Abstract

A human cadaveric biomechanical study of lumbar mobility before and after fusion and with or without supplemental instrumentation for 5 instrumentation configurations. To determine the biomechanical differences between anterior lumbar interbody fusion (ALIF) and direct lateral interbody fusion (DLIF) with and without supplementary instrumentation. Some prior studies have compared various surgical approaches using the same interbody device whereas others have investigated the stabilizing effect of supplemental instrumentation. No published studies have performed a side-by-side comparison of standard and minimally invasive techniques with and without supplemental instrumentation.
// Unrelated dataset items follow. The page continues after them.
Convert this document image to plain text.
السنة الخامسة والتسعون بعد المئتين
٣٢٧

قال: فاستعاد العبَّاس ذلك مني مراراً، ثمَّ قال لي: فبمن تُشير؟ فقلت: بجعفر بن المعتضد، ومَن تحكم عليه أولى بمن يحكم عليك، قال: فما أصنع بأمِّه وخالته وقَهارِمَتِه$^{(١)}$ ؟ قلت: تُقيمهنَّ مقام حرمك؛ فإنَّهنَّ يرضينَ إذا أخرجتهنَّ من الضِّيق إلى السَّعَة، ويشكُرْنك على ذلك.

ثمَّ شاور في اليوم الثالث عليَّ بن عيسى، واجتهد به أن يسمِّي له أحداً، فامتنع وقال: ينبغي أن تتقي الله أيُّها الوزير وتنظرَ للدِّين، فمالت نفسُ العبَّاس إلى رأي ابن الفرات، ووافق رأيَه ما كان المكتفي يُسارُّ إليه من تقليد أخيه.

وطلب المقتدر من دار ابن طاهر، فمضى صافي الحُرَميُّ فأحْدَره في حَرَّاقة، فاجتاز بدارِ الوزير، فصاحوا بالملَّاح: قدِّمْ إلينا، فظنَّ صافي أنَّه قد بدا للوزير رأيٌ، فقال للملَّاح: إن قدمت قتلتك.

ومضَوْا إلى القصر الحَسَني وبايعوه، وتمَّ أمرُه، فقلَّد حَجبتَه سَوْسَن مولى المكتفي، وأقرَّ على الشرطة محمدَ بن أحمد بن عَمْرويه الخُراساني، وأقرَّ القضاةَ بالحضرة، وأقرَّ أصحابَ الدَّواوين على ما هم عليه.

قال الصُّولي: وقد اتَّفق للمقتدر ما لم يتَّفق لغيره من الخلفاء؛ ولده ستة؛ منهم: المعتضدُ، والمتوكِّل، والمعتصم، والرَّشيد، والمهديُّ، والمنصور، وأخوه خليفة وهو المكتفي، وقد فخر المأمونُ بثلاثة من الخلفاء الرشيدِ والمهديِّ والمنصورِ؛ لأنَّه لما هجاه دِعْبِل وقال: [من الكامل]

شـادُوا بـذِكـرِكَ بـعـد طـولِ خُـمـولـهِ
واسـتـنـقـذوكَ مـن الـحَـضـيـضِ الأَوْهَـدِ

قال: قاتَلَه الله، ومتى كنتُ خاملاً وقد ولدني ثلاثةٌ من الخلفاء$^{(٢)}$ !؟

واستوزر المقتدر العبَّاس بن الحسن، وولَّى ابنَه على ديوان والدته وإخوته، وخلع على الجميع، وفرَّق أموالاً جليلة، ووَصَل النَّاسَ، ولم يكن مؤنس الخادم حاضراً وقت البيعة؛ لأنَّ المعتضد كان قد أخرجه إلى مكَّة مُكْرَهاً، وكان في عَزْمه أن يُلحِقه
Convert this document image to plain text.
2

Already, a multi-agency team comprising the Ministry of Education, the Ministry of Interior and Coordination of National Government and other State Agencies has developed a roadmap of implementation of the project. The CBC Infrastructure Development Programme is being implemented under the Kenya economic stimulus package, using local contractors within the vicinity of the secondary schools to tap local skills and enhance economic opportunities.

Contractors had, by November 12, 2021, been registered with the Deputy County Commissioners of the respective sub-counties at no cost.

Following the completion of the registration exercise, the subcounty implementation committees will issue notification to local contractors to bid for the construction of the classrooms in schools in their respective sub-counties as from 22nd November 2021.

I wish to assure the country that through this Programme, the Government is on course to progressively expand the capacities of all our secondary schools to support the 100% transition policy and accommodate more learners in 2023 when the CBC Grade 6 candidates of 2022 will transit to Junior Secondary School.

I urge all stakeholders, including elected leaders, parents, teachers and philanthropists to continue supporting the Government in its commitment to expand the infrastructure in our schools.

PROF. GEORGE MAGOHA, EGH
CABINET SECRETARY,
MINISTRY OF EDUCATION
Eight human lumbosacral specimens (16 motion segments) were tested in each of the 5 following configurations: (1) intact, (2) with ALIF or DLIF cage, (3) with cage plus stabilizing plate, (4) with cage plus unilateral pedicle screw fixation (PSF), and (5) with cage plus bilateral PSF. Pure moments were applied to induce specimen flexion, extension, lateral bending, and axial rotation. Three-dimensional kinematic responses were measured and used to calculate range of motion, stiffness, and neutral zone. Compared to the intact state, DLIF significantly reduced range of motion in flexion, extension, and lateral bending (P = 0.0117, P = 0.0015, P = 0.0031). Supplemental instrumentation significantly increased fused-specimen stiffness for both DLIF and ALIF groups. For the ALIF group, bilateral PSF increased stiffness relative to stand-alone cage by 455% in flexion and 317% in lateral bending (P = 0.0009 and P < 0.0001). The plate increased ALIF group stiffness by 211% in extension and 256% in axial rotation (P = 0.0467 and P = 0.0303). For the DLIF group, bilateral PSF increased stiffness by 350% in flexion and 222% in extension (P < 0.0001 and P = 0.0008). No differences were observed between ALIF and DLIF groups supplemented with bilateral PSF. Our data support that the direct lateral approach, when supplemented with bilateral PSF, is a minimally invasive and biomechanically stable alternative to the open, anterior approach to lumbar spine fusion.